Valve are completely reworking Artifact, updates coming soon

Valve’s card game Artifact was one of the defining game failures of 2018. Its initial reveal during The International 2017 was not accepted warmly by the community and neither was the game’s full release a year later. Artifact launched with an off-putting prize model: the game cost $20 — the only one of the major card games on the market to not be free to play — and then continuously taxed the player every step of the way. Players had to pay tickets for constructed or draft tournaments, which gave little pay-off.

On top of it all, Artifact’s game play was criticized for being way too complicated, catering almost exclusively to hardcore card game fans and doing little to attract a casual audience. It had an unintuitive win condition, the complex initiative mechanic that was at the same time convoluted and essential to getting good at the game, and boring battle phases, which streamer Andrey “Reynad” Yanyuk once described as math equations. For being a card game in Dota’s universe, Artifact failed to connect to the Dota fanbase too and it ended up appealing to a very narrow set of players.

Just weeks after the release, that narrow set almost evaporated. Between November’s launch and end of January, Artifact had lost over 97% of its player base. By February, it cost less than $70 to purchase every single Artifact card on the Steam market. In comparison, a single deck in Magic: The Gathering often costs three times that, at least.

Many other factors contributed to the demise of Artifact. According to players who took part in the exclusive closed beta tests, Valve were given a lot of feedback but implemented little to none of that. The game also felt empty, with very few things to do, and those that were available cost money. By the time Valve introduced a progression system to the game to give players something to achieve, it was already too late — everyone had given up on Artifact already.

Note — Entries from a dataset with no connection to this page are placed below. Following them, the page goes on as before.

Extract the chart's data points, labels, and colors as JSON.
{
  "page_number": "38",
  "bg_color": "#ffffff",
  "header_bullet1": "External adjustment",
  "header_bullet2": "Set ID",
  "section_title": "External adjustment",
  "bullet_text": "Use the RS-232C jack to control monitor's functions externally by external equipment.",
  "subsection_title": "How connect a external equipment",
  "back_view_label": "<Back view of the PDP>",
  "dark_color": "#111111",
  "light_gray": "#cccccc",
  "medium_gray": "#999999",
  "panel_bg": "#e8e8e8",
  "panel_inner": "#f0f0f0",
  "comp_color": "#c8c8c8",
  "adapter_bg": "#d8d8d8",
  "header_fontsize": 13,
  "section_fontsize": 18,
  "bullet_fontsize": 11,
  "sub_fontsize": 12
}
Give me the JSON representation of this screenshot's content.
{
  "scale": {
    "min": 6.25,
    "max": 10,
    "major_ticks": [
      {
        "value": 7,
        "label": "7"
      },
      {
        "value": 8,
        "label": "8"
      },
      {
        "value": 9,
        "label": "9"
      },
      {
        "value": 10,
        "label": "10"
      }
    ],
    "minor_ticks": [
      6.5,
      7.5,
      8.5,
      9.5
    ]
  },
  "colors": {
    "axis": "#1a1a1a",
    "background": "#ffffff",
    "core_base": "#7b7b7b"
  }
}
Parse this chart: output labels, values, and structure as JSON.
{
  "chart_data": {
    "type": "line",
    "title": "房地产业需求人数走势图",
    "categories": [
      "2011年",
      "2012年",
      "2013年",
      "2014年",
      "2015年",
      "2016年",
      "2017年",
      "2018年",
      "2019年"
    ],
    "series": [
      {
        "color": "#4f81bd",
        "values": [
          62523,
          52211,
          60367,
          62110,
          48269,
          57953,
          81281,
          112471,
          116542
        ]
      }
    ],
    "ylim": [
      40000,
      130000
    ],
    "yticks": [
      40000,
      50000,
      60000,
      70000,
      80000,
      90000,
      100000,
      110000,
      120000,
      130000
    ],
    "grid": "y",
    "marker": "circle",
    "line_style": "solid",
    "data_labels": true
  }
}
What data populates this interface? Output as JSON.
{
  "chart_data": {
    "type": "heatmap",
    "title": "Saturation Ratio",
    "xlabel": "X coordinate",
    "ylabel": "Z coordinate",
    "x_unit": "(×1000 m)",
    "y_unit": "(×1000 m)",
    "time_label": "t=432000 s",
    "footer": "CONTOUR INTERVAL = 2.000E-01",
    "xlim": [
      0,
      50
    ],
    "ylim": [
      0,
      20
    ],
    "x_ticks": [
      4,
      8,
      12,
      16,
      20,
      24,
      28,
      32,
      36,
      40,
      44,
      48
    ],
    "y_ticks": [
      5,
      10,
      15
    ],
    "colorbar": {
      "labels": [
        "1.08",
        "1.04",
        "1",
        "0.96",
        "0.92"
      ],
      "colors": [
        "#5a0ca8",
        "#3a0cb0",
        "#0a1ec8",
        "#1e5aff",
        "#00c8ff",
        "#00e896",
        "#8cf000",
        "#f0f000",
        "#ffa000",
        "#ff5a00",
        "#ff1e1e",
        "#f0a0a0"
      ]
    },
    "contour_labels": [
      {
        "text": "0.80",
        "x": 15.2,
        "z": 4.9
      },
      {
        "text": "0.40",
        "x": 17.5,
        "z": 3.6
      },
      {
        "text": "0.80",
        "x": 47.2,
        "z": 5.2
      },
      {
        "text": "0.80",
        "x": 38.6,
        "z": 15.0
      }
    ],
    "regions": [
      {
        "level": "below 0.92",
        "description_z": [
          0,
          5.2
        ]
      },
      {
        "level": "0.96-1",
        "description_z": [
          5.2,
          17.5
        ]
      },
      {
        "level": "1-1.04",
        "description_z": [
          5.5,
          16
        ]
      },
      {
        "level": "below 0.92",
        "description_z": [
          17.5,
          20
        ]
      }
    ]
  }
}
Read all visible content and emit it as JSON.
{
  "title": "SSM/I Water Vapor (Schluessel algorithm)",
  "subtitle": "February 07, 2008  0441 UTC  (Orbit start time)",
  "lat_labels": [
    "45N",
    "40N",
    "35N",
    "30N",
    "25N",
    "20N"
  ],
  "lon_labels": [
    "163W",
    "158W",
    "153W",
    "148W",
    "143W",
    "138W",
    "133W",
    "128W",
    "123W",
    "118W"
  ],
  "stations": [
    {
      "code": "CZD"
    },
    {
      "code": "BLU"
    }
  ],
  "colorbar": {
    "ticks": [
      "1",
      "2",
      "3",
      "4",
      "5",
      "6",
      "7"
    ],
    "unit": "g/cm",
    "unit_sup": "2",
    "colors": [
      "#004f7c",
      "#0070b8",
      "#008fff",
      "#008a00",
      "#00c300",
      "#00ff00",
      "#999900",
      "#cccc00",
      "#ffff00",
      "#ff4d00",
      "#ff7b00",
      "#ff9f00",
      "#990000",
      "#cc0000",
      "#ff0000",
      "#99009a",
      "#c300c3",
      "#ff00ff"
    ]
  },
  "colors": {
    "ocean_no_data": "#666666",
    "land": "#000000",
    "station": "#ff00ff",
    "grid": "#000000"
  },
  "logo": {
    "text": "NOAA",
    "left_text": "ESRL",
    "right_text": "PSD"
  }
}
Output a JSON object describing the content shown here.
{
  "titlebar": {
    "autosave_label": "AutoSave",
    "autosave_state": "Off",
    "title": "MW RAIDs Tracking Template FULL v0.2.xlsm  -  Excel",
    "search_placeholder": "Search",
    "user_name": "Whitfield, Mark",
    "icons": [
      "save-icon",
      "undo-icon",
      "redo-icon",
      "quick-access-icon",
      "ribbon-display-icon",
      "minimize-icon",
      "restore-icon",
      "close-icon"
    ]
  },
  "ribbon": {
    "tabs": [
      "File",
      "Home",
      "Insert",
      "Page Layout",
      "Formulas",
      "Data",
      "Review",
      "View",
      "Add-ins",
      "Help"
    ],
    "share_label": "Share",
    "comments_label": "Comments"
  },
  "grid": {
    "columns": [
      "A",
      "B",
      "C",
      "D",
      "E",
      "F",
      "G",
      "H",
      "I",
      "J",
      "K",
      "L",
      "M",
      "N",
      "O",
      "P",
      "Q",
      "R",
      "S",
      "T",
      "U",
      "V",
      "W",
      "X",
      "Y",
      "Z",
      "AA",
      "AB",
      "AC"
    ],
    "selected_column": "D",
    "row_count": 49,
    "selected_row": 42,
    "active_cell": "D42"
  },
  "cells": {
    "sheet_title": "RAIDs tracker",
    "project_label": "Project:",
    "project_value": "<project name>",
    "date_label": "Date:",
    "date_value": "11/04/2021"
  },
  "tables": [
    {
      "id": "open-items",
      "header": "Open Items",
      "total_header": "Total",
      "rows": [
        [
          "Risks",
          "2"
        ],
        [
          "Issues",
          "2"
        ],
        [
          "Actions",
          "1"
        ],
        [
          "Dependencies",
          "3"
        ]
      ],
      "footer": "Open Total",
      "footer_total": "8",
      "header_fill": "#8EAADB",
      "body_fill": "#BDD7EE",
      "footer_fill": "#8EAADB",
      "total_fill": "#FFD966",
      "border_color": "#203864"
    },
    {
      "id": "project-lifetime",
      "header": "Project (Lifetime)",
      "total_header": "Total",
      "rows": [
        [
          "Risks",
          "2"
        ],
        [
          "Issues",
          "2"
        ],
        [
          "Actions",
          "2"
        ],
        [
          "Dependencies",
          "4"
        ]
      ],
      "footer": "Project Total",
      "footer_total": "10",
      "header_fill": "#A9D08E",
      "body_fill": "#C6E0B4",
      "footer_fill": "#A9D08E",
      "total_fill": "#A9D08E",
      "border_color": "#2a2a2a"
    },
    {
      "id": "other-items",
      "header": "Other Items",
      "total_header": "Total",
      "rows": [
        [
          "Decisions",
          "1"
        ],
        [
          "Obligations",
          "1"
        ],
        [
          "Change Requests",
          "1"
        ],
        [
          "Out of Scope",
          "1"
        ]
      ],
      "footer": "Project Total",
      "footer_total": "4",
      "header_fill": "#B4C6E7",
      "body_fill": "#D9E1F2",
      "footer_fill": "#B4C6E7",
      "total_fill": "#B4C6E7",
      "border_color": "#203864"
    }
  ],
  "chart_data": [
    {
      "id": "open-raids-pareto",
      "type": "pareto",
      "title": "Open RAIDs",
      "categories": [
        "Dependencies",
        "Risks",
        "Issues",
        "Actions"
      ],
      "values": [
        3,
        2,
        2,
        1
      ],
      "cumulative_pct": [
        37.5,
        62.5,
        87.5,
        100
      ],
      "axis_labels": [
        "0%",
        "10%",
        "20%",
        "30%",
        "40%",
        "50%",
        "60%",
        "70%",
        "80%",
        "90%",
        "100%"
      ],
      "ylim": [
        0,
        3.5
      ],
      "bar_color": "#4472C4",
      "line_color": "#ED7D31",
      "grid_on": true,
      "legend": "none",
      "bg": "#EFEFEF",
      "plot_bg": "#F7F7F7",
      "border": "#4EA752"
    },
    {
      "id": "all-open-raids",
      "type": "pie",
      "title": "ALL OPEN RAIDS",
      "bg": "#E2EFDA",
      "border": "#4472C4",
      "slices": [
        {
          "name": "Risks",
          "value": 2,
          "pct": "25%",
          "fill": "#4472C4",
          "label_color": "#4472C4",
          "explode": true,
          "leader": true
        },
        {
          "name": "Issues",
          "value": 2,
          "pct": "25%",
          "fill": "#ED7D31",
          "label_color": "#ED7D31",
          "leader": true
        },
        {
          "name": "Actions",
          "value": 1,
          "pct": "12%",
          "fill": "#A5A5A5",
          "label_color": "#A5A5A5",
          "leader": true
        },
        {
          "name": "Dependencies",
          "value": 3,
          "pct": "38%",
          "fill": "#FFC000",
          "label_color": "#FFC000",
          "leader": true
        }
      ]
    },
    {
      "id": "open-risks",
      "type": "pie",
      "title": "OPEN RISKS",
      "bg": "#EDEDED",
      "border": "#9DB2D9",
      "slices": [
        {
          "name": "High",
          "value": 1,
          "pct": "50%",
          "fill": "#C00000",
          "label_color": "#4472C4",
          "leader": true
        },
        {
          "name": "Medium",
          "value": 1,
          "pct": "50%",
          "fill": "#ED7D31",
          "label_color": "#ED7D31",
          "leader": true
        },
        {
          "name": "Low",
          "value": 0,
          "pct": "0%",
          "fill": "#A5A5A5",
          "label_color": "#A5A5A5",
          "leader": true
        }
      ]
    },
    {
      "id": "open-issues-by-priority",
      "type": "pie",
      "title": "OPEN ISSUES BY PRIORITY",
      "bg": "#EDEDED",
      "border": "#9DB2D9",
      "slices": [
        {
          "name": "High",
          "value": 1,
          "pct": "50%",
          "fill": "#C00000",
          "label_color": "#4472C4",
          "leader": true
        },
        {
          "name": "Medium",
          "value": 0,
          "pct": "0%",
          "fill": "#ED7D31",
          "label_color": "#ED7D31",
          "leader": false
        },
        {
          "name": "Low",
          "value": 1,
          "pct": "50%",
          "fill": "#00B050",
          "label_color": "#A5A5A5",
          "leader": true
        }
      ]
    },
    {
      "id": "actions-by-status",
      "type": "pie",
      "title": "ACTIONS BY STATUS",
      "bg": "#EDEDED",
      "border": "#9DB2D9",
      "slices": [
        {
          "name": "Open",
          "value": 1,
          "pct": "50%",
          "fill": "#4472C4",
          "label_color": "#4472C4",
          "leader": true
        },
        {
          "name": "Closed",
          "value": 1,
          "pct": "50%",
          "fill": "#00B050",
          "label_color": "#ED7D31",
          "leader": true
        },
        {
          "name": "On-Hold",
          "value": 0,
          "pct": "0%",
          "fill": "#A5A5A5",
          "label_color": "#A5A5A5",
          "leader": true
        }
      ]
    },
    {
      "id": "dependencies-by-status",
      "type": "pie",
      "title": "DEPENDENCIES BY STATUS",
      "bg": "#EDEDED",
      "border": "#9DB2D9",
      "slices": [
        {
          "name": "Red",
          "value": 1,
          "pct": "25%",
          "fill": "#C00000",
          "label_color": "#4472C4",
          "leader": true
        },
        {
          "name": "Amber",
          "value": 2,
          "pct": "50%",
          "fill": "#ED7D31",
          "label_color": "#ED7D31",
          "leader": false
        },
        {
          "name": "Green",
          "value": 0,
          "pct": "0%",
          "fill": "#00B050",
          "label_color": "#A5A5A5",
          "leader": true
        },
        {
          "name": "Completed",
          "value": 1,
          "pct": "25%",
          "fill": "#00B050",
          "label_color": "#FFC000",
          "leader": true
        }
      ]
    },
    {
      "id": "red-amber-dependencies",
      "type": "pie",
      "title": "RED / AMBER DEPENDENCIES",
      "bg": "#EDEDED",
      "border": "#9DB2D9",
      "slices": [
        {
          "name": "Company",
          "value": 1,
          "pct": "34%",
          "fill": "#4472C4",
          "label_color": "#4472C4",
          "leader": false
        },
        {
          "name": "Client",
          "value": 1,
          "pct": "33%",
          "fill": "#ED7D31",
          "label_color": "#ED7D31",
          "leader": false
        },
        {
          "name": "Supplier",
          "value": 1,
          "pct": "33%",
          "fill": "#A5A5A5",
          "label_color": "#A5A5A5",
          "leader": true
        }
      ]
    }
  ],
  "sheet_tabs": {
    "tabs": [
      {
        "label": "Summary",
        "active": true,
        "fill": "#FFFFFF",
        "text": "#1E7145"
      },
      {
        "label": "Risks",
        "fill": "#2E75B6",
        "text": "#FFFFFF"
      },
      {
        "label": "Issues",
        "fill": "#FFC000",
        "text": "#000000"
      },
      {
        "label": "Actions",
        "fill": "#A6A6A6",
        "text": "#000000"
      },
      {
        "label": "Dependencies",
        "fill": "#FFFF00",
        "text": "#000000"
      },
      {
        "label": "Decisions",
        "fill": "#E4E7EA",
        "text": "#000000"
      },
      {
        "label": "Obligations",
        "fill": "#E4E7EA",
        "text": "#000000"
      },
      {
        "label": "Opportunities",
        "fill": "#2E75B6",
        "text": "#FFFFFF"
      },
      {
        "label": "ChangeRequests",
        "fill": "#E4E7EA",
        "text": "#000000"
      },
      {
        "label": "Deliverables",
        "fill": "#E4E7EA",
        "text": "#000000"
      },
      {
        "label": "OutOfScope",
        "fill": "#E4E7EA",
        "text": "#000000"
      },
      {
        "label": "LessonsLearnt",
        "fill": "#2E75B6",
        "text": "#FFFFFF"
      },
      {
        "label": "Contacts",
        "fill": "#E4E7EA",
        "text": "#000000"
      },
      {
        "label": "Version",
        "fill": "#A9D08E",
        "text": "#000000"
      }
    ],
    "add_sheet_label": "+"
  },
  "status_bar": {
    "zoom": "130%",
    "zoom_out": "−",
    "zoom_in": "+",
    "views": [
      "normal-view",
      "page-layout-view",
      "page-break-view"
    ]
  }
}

In April 2019, one of the last opinions about Artifact came from Dota 2 personality Jake “SirActionSlacks” Kanner, who stated that he doesn’t believe Valve will ever relaunch Artifact. “I think it’s done,” said Kanner, but it seems he’s been wrong.

This week, Valve released a new blog post titled “Under construction”, which promised the return of Artifact in a completely new look, promising some updates after next week.

“You might notice some changes soon – we are starting tests on our systems and infrastructure. This shouldn’t impact live Artifact but we wanted to give you a heads up. Expect more news after the launch of Half-Life: Alyx!”

While word that Artifact’s revamp is being worked on is a nice change of the silent pace, it doesn’t really carry much promise. When it arrives, Artifact 2 will find itself in a card game market, where its leader Hearthstone just announced a new hero for the game and a comprehensive plan content plan for the entire year. At the same time, Riot’s Legends of Runeterra, while in a viewership decline at the moment, has received a lot of praise for finding a golden middle ground between intuitiveness and complexity, something Artifact failed to do, and there’s still MTG: Arena which has been the main online platform for MTG esports.

Whatever Artifact 2 is, it has to be a complete 180 turn from its predecessor, or this will be another failure for Valve.